Hamilton defeated Salisbury, 11-10, in the 2008 national semifinal en route to capturing the school’s first title. Salisbury posted a 12-9 regular season victory over the Continentals in 2009.

Nestor said the game plan is pretty easy to figure out for his team.

“I think we just need to play the way we did today, with a well-balanced offense, with quality clears so we can have the opportunities on offense, and defensively, shutting down their top guns,” he said.

That may be easier said than done. Hamilton was in complete control for most of Saturday’s semifinal, exhibiting great offensive efficiency as well as a smart and effective defensive scheme. Led by Fowler in goal, the Continentals boast the nation’s stingiest defense, allowing just 5.85 goals per game.

The offense features nine players with at least 20 points on the season, led by All-Liberty League first teamer Sarah Bray. The junior added to her season record for assists with two more helpers on Saturday, bringing her 2010 total to 75 assists.

“I know everybody thinks that we haven’t played a lot of people that are good teams,” said Hamilton head coach Patty Kloidt. “But the Liberty League is always a competitive conference and we ran into a couple of good teams from the Empire 8. We just show up and play Hamilton lacrosse and do what we do well and figure out a game plan that takes away what the other team does well.”

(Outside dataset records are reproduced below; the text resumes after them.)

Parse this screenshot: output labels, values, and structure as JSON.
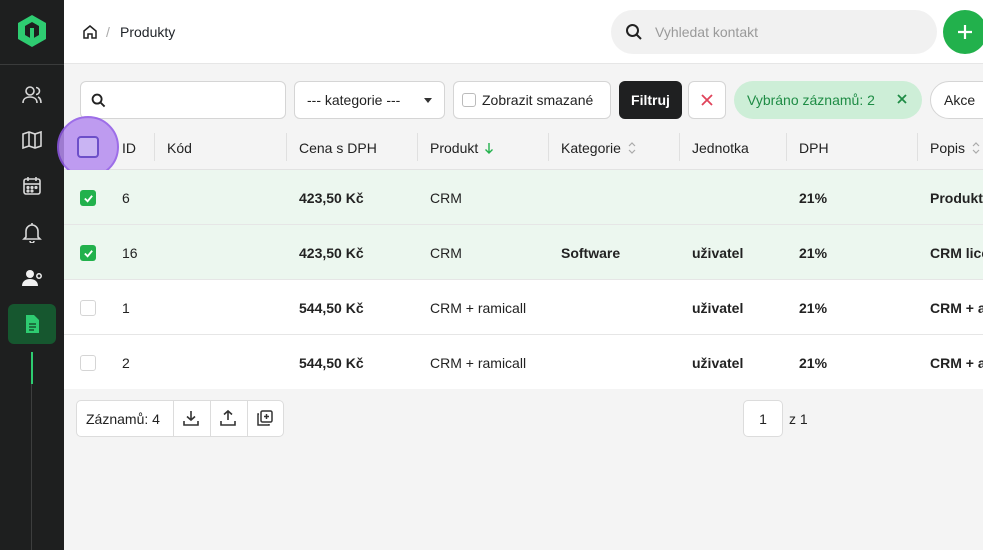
{
  "topbar": {
    "breadcrumb_page": "Produkty",
    "breadcrumb_sep": "/",
    "search_placeholder": "Vyhledat kontakt"
  },
  "toolbar": {
    "search_value": "",
    "category_select": "--- kategorie ---",
    "show_deleted_label": "Zobrazit smazané",
    "filter_label": "Filtruj",
    "selected_label": "Vybráno záznamů: 2",
    "actions_label": "Akce"
  },
  "table": {
    "columns": [
      "ID",
      "Kód",
      "Cena s DPH",
      "Produkt",
      "Kategorie",
      "Jednotka",
      "DPH",
      "Popis"
    ],
    "rows": [
      {
        "selected": true,
        "id": "6",
        "kod": "",
        "cena": "423,50 Kč",
        "produkt": "CRM",
        "kategorie": "",
        "jednotka": "",
        "dph": "21%",
        "popis": "Produkt"
      },
      {
        "selected": true,
        "id": "16",
        "kod": "",
        "cena": "423,50 Kč",
        "produkt": "CRM",
        "kategorie": "Software",
        "jednotka": "uživatel",
        "dph": "21%",
        "popis": "CRM lice"
      },
      {
        "selected": false,
        "id": "1",
        "kod": "",
        "cena": "544,50 Kč",
        "produkt": "CRM + ramicall",
        "kategorie": "",
        "jednotka": "uživatel",
        "dph": "21%",
        "popis": "CRM + a"
      },
      {
        "selected": false,
        "id": "2",
        "kod": "",
        "cena": "544,50 Kč",
        "produkt": "CRM + ramicall",
        "kategorie": "",
        "jednotka": "uživatel",
        "dph": "21%",
        "popis": "CRM + a"
      }
    ]
  },
  "footer": {
    "records_label": "Záznamů: 4",
    "page_value": "1",
    "page_of": "z 1"
  },
  "icons": {
    "sidebar": [
      "users-icon",
      "map-icon",
      "calendar-icon",
      "bell-icon",
      "user-settings-icon",
      "document-icon"
    ],
    "footer": [
      "download-icon",
      "upload-icon",
      "duplicate-icon"
    ]
  },
  "colors": {
    "accent_green": "#22b14c",
    "sidebar_bg": "#1e1f1f",
    "selected_row_bg": "#ecf7ef",
    "selected_chip_bg": "#cdeed7",
    "clear_red": "#e0435a"
  }
}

One of those things will be Salisbury’s explosiveness on offense, which was on full display in Saturday’s win over Gettysburg. The Gulls had five players finish with six points or better.

The big stage will be nothing new for either team, as both have become staples on championship weekend.

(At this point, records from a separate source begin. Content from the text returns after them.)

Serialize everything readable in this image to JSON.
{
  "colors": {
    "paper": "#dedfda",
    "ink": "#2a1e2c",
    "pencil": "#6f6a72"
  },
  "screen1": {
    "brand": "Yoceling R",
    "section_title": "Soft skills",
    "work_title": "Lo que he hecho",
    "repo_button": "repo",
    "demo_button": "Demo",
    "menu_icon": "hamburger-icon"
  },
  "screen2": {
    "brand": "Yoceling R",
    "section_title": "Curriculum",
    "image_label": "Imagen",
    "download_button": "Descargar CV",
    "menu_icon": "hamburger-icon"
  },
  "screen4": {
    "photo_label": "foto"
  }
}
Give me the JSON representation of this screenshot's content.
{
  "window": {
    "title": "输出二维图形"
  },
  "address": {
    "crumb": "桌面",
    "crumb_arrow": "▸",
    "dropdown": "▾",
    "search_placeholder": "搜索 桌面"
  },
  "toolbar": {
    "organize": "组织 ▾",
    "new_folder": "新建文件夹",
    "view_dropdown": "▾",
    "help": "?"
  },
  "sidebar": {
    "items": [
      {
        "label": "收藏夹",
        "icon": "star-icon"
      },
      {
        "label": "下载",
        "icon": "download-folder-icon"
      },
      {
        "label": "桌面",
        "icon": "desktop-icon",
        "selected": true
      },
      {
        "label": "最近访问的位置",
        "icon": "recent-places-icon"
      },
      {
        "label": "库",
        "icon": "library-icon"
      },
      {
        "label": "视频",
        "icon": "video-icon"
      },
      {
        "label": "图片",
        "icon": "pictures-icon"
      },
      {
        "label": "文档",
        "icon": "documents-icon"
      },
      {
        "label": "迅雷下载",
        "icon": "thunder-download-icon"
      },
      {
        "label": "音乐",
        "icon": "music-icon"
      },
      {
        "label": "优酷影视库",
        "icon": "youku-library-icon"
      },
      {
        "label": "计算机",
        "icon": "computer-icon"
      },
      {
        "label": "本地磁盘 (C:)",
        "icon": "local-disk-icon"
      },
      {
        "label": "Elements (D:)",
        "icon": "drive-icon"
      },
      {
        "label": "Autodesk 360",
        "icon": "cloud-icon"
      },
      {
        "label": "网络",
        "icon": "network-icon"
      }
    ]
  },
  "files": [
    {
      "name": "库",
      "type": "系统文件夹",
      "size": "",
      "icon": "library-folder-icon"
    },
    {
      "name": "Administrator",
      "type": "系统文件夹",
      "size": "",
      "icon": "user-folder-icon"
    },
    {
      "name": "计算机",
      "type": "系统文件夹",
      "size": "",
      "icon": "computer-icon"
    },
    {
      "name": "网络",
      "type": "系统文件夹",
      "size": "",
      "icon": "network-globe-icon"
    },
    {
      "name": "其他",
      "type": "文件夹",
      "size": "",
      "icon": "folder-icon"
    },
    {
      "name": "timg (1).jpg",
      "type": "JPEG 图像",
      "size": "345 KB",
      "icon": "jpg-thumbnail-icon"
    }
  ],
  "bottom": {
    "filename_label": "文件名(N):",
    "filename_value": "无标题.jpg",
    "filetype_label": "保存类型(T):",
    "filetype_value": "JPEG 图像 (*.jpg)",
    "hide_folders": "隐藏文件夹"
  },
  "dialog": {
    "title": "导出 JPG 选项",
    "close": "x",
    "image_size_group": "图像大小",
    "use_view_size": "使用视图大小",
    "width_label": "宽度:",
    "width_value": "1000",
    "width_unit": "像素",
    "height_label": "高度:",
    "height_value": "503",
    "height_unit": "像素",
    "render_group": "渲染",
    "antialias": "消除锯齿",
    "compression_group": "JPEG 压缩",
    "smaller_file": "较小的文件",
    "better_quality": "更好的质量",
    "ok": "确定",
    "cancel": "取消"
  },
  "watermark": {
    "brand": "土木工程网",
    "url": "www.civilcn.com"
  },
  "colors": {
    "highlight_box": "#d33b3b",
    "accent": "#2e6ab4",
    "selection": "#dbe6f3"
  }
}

Salisbury has finished as the national runner-up three times in the past five years and has been Division III’s winningest team during that span, but has no titles to show for its dominance.

Despite that fact, Nestor says there’s no added pressure on this year’s players to finally break through.

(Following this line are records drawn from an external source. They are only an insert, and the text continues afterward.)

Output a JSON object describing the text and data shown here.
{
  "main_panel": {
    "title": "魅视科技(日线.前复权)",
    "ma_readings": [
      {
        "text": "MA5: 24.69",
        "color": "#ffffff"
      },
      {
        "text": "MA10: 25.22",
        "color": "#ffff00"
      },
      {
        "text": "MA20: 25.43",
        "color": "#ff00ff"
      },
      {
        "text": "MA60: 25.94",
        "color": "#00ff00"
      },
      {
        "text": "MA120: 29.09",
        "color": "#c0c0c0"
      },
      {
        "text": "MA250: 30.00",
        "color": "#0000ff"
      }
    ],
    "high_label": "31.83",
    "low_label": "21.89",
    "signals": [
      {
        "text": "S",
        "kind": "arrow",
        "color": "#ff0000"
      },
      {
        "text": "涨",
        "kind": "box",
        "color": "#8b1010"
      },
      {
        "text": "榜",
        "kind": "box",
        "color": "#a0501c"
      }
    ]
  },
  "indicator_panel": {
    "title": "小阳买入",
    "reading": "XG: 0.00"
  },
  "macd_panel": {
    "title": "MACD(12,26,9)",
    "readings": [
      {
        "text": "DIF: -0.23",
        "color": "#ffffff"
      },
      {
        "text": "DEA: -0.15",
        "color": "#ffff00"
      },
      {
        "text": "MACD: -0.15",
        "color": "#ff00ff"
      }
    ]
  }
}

“The alumni feel it more than these players,” said Nestor. “We’ve always played well, we’ve just come up a little bit short.”

Perhaps the best evaluation came from Franklin & Marshall’s Lauren Paul. “I think there are four amazing teams here and it’s anybody’s championship,” she said.

Actually, with F&M and Gettysburg now eliminated, it will be either Hamilton’s second championship or Salisbury’s first.